O cara que diz que vendeu 100 mil folhetos é o mesmo que escreve versos do tipo: “Dei um murro na cara de Sansão / que acabei com a queixada do jumento”. Acautelai-vos!

Não há muitas condições de calcular hoje (ou mesmo na época) se o folheto sobre a morte de Getúlio vendeu ou não um milhão de exemplares. Mas mesmo deixando de lado esta questão estatística, não há como negar que os folhetos daquele tempo vendiam mais do que os de hoje. 

Analistas apressados vêem nisso uma decadência do cordel, e anunciam a iminência de sua extinção. Será verdade? Não creio. Se analisarmos fenômenos de mercado em geral, veremos que é muito freqüente a ocorrência do que se chama de “bolha”: um enorme inchaço na produção e comercialização, que logo em seguida decai vertiginosamente. A produção atinge um “pico” e em seguida começa a cair.

Isto, no entanto, não significa “a morte do cordel”. Significa que o cordel, mesmo vendido a 1 real, se destina a pessoas que muitas vezes não têm um real sobrando. Rádio e TV o substituem em grande parte, sendo o cordel preferido apenas por aqueles que valorizam a “informação poética”, uma espécie de confirmação estética dos fatos que é um dos principais atrativos do cordel. 

O cordel ultrapassou sua Idade de Ouro, que foi naquelas décadas, mas isto não significa que está morrendo. Para mim, significa apenas que minguou, retraiu-se, e está hoje em dia acomodado num nicho de mercado bem mais modesto, mas bastante estável.

Novos cordelistas aparecem. O interesse pelo cordel amplia-se entre a classe média. Novos recursos (computador, internet) vêm ajudar a preservar esta forma de literatura. 

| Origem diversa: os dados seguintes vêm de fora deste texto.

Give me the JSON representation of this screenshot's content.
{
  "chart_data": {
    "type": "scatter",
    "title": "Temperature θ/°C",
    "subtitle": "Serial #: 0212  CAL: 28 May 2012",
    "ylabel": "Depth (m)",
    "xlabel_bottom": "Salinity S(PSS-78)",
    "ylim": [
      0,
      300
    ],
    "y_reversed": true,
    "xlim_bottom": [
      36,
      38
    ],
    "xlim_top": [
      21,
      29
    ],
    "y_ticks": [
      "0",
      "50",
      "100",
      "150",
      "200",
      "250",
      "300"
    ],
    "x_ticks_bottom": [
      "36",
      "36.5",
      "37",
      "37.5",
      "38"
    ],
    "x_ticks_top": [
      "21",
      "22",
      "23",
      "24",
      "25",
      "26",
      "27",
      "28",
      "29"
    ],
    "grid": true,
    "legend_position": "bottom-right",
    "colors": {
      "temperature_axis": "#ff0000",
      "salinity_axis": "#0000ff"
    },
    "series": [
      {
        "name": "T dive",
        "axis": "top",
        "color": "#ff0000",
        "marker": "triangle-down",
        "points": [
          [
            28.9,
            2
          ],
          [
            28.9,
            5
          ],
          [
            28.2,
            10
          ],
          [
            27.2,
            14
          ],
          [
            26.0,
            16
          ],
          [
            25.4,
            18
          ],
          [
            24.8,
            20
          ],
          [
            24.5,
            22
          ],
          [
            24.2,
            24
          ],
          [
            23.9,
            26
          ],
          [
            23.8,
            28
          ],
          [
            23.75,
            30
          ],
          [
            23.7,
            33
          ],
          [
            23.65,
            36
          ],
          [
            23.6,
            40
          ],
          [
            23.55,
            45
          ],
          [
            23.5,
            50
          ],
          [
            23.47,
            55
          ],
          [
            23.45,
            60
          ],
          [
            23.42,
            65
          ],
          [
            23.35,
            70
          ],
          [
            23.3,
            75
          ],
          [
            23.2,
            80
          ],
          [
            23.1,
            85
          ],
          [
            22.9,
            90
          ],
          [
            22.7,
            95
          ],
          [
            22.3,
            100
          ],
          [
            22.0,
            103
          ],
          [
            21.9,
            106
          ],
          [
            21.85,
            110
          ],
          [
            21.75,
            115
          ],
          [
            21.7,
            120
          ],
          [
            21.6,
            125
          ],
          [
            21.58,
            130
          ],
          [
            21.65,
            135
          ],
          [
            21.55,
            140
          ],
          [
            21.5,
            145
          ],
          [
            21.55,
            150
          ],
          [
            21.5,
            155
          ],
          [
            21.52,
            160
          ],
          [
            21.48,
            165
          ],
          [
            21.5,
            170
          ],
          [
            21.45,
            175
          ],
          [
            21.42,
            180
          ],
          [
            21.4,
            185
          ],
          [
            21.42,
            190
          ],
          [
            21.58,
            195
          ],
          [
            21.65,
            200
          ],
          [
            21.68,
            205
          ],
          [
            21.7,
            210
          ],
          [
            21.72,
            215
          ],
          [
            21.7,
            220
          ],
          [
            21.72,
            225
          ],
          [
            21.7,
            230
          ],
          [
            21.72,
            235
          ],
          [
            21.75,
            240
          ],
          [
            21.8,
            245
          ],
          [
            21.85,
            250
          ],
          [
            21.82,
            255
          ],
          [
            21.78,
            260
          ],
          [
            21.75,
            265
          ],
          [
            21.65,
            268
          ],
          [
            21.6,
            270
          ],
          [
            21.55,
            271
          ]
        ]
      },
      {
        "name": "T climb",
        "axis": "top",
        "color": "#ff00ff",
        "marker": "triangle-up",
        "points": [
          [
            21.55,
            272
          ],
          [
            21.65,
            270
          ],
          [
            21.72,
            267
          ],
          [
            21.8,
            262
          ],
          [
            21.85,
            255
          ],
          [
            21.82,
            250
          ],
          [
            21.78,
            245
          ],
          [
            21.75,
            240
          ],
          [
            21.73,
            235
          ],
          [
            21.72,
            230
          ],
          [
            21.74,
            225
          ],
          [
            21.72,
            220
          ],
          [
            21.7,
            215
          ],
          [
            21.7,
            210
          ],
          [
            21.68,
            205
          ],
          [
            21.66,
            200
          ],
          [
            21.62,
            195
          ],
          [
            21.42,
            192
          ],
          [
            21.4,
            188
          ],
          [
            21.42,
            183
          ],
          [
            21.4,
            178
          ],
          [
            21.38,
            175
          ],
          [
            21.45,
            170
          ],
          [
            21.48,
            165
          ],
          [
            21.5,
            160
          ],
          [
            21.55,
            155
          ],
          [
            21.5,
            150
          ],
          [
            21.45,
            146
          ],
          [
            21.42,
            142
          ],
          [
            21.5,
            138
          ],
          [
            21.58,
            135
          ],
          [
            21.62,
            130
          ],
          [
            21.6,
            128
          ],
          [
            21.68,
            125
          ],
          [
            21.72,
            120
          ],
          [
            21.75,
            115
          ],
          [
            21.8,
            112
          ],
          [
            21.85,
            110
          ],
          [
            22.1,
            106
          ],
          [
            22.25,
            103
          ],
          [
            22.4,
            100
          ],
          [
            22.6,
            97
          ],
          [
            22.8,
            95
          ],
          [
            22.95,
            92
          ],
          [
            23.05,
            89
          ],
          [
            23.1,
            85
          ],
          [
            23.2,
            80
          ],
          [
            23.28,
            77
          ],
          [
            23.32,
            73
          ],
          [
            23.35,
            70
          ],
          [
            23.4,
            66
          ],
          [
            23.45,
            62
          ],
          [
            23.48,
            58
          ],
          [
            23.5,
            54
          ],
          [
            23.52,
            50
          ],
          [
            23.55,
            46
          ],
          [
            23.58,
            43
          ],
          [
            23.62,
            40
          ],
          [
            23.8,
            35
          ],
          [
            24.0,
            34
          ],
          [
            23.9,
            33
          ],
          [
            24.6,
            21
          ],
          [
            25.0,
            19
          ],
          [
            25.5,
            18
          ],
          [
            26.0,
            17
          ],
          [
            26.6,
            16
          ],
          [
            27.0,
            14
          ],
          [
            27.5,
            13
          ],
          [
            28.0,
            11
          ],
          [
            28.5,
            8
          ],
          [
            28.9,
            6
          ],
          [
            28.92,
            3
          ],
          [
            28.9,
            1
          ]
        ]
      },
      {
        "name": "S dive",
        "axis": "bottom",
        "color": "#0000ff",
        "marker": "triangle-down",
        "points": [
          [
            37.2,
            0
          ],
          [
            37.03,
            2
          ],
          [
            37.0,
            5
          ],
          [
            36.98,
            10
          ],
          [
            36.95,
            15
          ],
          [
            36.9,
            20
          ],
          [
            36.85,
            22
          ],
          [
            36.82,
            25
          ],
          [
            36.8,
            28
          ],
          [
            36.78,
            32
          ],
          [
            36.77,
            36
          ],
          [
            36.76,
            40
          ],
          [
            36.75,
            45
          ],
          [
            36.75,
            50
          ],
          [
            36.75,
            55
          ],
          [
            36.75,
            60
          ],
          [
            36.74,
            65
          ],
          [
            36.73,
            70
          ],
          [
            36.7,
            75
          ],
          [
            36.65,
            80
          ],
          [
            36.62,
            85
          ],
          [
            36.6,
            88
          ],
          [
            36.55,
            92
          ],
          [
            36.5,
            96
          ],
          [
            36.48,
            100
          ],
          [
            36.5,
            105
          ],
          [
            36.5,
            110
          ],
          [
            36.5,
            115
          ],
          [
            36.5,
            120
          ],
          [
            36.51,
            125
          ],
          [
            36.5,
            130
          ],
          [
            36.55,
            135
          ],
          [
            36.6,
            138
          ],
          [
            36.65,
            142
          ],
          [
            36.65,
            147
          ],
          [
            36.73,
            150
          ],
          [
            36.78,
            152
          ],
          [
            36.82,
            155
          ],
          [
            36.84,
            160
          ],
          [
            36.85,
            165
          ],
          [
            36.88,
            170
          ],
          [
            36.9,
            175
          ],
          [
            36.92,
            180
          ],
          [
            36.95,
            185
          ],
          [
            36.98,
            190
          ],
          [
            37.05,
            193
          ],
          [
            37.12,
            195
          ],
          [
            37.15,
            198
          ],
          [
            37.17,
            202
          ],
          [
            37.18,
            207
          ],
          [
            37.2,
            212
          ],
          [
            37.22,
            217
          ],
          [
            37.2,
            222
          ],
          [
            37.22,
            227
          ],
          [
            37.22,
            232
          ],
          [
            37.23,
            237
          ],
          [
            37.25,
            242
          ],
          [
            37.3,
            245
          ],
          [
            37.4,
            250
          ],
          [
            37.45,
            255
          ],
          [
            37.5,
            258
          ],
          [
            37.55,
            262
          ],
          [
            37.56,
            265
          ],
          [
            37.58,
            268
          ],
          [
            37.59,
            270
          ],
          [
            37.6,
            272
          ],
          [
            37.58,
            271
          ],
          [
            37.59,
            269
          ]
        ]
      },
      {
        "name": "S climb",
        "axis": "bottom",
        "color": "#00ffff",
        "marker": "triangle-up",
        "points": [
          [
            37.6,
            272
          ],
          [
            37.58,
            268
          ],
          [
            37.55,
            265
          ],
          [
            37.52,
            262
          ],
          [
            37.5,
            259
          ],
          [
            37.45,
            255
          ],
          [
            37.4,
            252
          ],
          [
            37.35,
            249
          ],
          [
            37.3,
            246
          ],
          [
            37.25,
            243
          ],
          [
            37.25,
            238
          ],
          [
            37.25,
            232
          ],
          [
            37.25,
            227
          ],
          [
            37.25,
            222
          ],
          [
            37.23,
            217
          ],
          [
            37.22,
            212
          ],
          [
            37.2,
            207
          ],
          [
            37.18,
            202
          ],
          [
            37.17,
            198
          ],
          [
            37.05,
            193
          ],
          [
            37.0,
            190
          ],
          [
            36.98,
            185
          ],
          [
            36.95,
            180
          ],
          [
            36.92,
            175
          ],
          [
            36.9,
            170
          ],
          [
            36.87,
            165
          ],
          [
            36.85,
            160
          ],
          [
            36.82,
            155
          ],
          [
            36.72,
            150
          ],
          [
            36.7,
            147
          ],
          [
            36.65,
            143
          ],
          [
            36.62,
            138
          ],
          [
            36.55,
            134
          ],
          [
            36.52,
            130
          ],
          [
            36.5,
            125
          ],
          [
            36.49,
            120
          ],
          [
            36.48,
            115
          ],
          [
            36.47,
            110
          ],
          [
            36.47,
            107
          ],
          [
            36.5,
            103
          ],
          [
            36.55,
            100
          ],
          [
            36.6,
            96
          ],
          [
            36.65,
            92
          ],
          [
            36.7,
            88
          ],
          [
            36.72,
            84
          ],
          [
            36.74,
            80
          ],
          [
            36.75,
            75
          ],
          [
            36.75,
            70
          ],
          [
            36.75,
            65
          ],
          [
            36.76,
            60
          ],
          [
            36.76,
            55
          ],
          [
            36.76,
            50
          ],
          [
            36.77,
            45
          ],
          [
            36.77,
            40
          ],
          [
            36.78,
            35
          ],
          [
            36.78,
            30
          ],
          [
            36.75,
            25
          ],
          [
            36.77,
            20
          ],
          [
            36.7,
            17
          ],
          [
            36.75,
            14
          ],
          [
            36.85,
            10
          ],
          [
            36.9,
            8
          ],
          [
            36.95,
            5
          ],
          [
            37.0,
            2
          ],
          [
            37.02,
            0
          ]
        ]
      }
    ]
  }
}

Porque quando falamos de cordel estamos falando de duas coisas: 

1) os folhetinhos de 11x16 cm; 

2) o Romanceiro Popular Nordestino que é publicado nestes folhetos. 

Mesmo que os folhetos desapareçam um dia, o importante é que sobreviva o Romanceiro, os poemas, o lado literário do fenômeno, mais importante do que a sua feição gráfica. 

Existe cordel eletrônico sendo publicado na Internet, cordel sem papel mas que é acessado e lido como se acessa e se lê um jornal ou um blog. É um cordel sem folheto, digamos: o Romanceiro descobrindo uma nova forma de se divulgar e de se manter vivo.